Nothing but static answered her.

She adjusted the antenna, angling it toward the window, then toward the door, then back again. Her hands shook so badly she nearly dropped the radio twice. She switched frequencies again, listening to the empty hiss of white noise that filled the room.

Half an hour passed this way. She cycled through every frequency she knew, then tried ones she didn’t. Her throat grew tight and her eyes burned.

Finally, she set the radio down.

The light in the room had changed. She glanced through the window and saw the sun setting, orange light fading into deep purple. Dinner would be soon. The horde would gather at the community center, and she’d be expected to sit beside Morgath like she had every evening.

She couldn’t do it. She couldn’t sit at that table knowing Jorrad the Brutal would be there too, probably laughing and joking with the other warriors, maybe even at her expense. The idea of eating in the same room as him, breathing the same air as him, made her sick.
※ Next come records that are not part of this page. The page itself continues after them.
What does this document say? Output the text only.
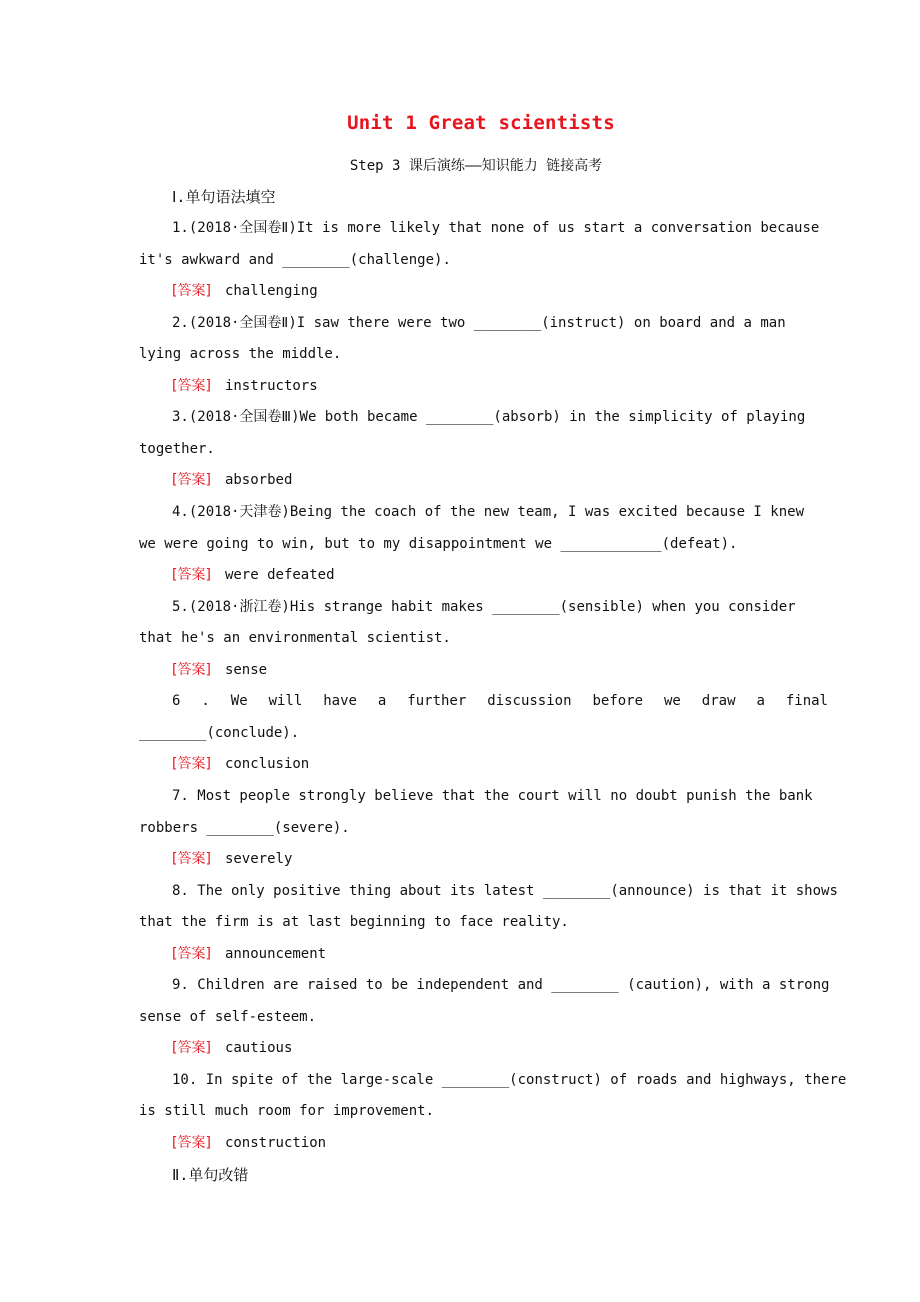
Unit 1 Great scientists
Step 3 课后演练——知识能力 链接高考
Ⅰ.单句语法填空
1.(2018·全国卷Ⅱ)It is more likely that none of us start a conversation because
it's awkward and ________(challenge).
[答案] challenging
2.(2018·全国卷Ⅱ)I saw there were two ________(instruct) on board and a man
lying across the middle.
[答案] instructors
3.(2018·全国卷Ⅲ)We both became ________(absorb) in the simplicity of playing
together.
[答案] absorbed
4.(2018·天津卷)Being the coach of the new team, I was excited because I knew
we were going to win, but to my disappointment we ____________(defeat).
[答案] were defeated
5.(2018·浙江卷)His strange habit makes ________(sensible) when you consider
that he's an environmental scientist.
[答案] sense
6 . We will have a further discussion before we draw a final
________(conclude).
[答案] conclusion
7. Most people strongly believe that the court will no doubt punish the bank
robbers ________(severe).
[答案] severely
8. The only positive thing about its latest ________(announce) is that it shows
that the firm is at last beginning to face reality.
[答案] announcement
9. Children are raised to be independent and ________ (caution), with a strong
sense of self-esteem.
[答案] cautious
10. In spite of the large-scale ________(construct) of roads and highways, there
is still much room for improvement.
[答案] construction
Ⅱ.单句改错
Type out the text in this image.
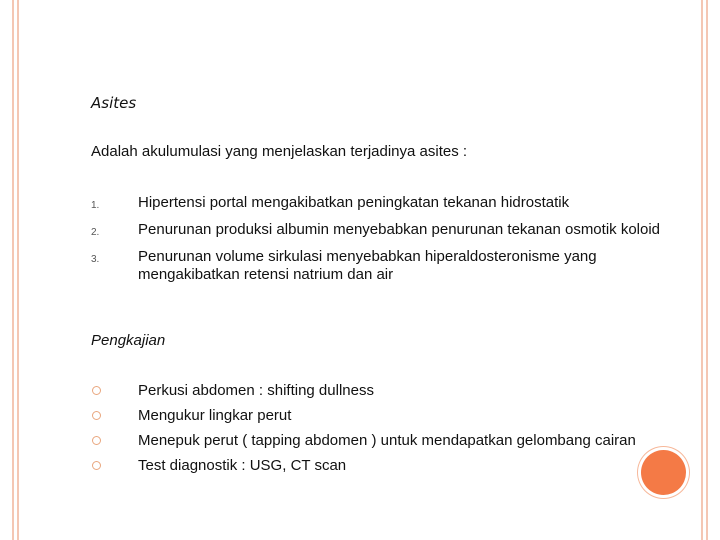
Asites
Adalah akulumulasi yang menjelaskan terjadinya asites :
1.	Hipertensi portal mengakibatkan peningkatan tekanan hidrostatik
2.	Penurunan produksi albumin menyebabkan penurunan tekanan osmotik koloid
3.	Penurunan volume sirkulasi menyebabkan hiperaldosteronisme yang mengakibatkan retensi natrium dan air
Pengkajian
Perkusi abdomen : shifting dullness
Mengukur lingkar perut
Menepuk perut ( tapping abdomen ) untuk mendapatkan gelombang cairan
Test diagnostik : USG, CT scan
But it was more than that. Everything about this place suddenly felt wrong.

She had slept with Morgath. She had let him touch her, kiss her, hold her through the night. She had touched him back, wanted him, craved him, let herself forget who he was.
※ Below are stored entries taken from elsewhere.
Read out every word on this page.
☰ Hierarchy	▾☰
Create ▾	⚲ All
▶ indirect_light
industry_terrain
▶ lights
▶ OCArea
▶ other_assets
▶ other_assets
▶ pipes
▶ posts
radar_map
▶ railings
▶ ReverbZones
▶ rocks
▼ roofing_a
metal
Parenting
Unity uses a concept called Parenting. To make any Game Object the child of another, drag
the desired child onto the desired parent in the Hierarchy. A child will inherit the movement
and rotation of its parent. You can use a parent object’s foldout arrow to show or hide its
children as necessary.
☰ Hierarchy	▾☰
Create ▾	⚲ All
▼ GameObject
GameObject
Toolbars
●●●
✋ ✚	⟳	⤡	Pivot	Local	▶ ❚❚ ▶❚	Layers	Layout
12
What had she been thinking?

Jorrad was his warrior. Jorrad served under his command, fought in his horde, and followed his orders. Maybe Morgath hadn’t killed her family with his own hands, but what did that matter? He could have given the order. He could have told his warriors to tear through her town, to break into houses, and slaughter everyone they found inside.
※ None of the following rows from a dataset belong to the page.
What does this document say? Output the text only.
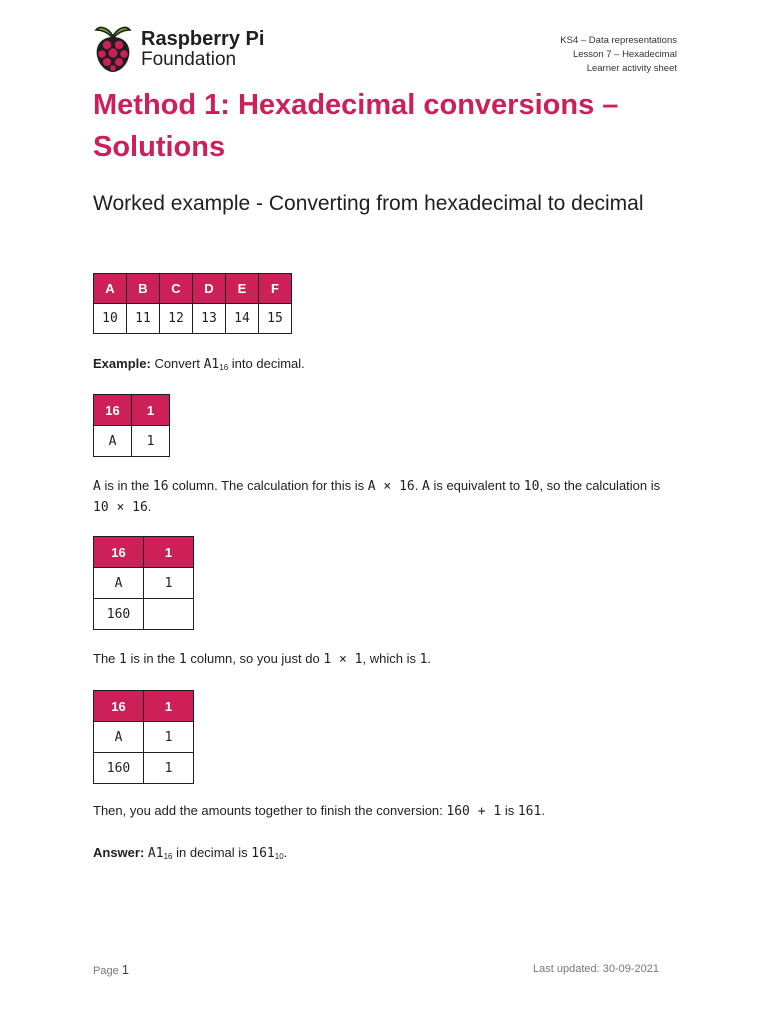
Raspberry Pi
Foundation
KS4 – Data representations
Lesson 7 – Hexadecimal
Learner activity sheet
Method 1: Hexadecimal conversions – Solutions
Worked example - Converting from hexadecimal to decimal
A	B	C	D	E	F
10	11	12	13	14	15
Example: Convert $A1_{16}$ into decimal.
16	1
A	1
A is in the 16 column. The calculation for this is A × 16. A is equivalent to 10, so the calculation is 10 × 16.
16	1
A	1
160	
The 1 is in the 1 column, so you just do 1 × 1, which is 1.
16	1
A	1
160	1
Then, you add the amounts together to finish the conversion: 160 + 1 is 161.
Answer: $A1_{16}$ in decimal is $161_{10}$.
Page 1	Last updated: 30-09-2021
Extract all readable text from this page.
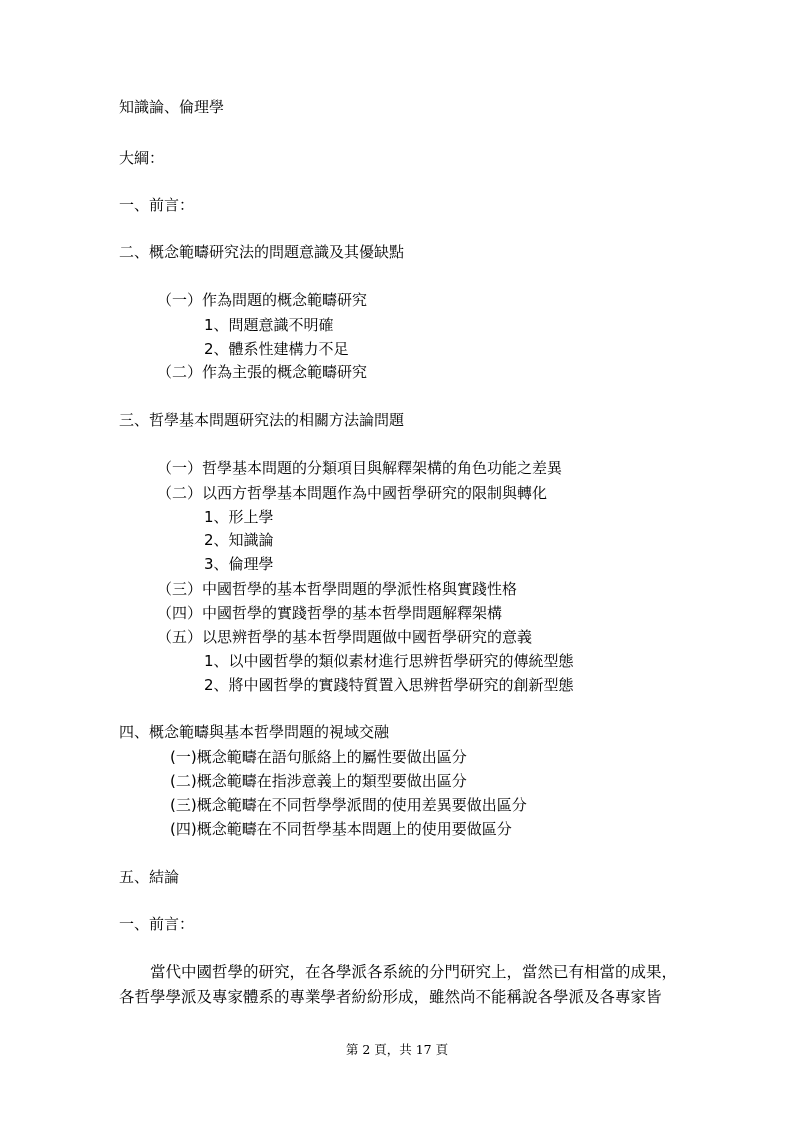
知識論、倫理學
大綱：
一、前言：
二、概念範疇研究法的問題意識及其優缺點
（一）作為問題的概念範疇研究
1、問題意識不明確
2、體系性建構力不足
（二）作為主張的概念範疇研究
三、哲學基本問題研究法的相關方法論問題
（一）哲學基本問題的分類項目與解釋架構的角色功能之差異
（二）以西方哲學基本問題作為中國哲學研究的限制與轉化
1、形上學
2、知識論
3、倫理學
（三）中國哲學的基本哲學問題的學派性格與實踐性格
（四）中國哲學的實踐哲學的基本哲學問題解釋架構
（五）以思辨哲學的基本哲學問題做中國哲學研究的意義
1、以中國哲學的類似素材進行思辨哲學研究的傳統型態
2、將中國哲學的實踐特質置入思辨哲學研究的創新型態
四、概念範疇與基本哲學問題的視域交融
(一)概念範疇在語句脈絡上的屬性要做出區分
(二)概念範疇在指涉意義上的類型要做出區分
(三)概念範疇在不同哲學學派間的使用差異要做出區分
(四)概念範疇在不同哲學基本問題上的使用要做區分
五、結論
一、前言：
當代中國哲學的研究，在各學派各系統的分門研究上，當然已有相當的成果，各哲學學派及專家體系的專業學者紛紛形成，雖然尚不能稱說各學派及各專家皆
第 2 頁，共 17 頁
And even if he hadn’t given that specific order, he’d kept Jorrad afterward. He knew what kind of orc Jorrad was. Everyone called him Jorrad the Brutal. His name said everything.

How could she have forgotten, even for a moment, that Morgath the Skullreaper had killed people during the war?

The war lasted two years before the peace treaty was signed. Two years of orcs rampaging through human towns and cities, taking whatever they wanted, killing whoever got in their way. Morgath and his horde had been part of that, had fought, killed and destroyed, and she had no idea how many people had died because of them.

And she had slept with him.

The realization settled over her like a weight pressing down on her chest. She felt devastated, disgusted. The shame of it crawled over her skin and made her want to scrub herself raw until the feeling went away. She felt dirty.

Audrey decided she wouldn’t go to dinner. She’d tell Morgath she wasn’t feeling well. She was still injured, after all. Well, not really. The bandages wrapped around her ribs and arm were useless now, because she’d healed completely, but she wouldn’t remove them if they made her look more credible.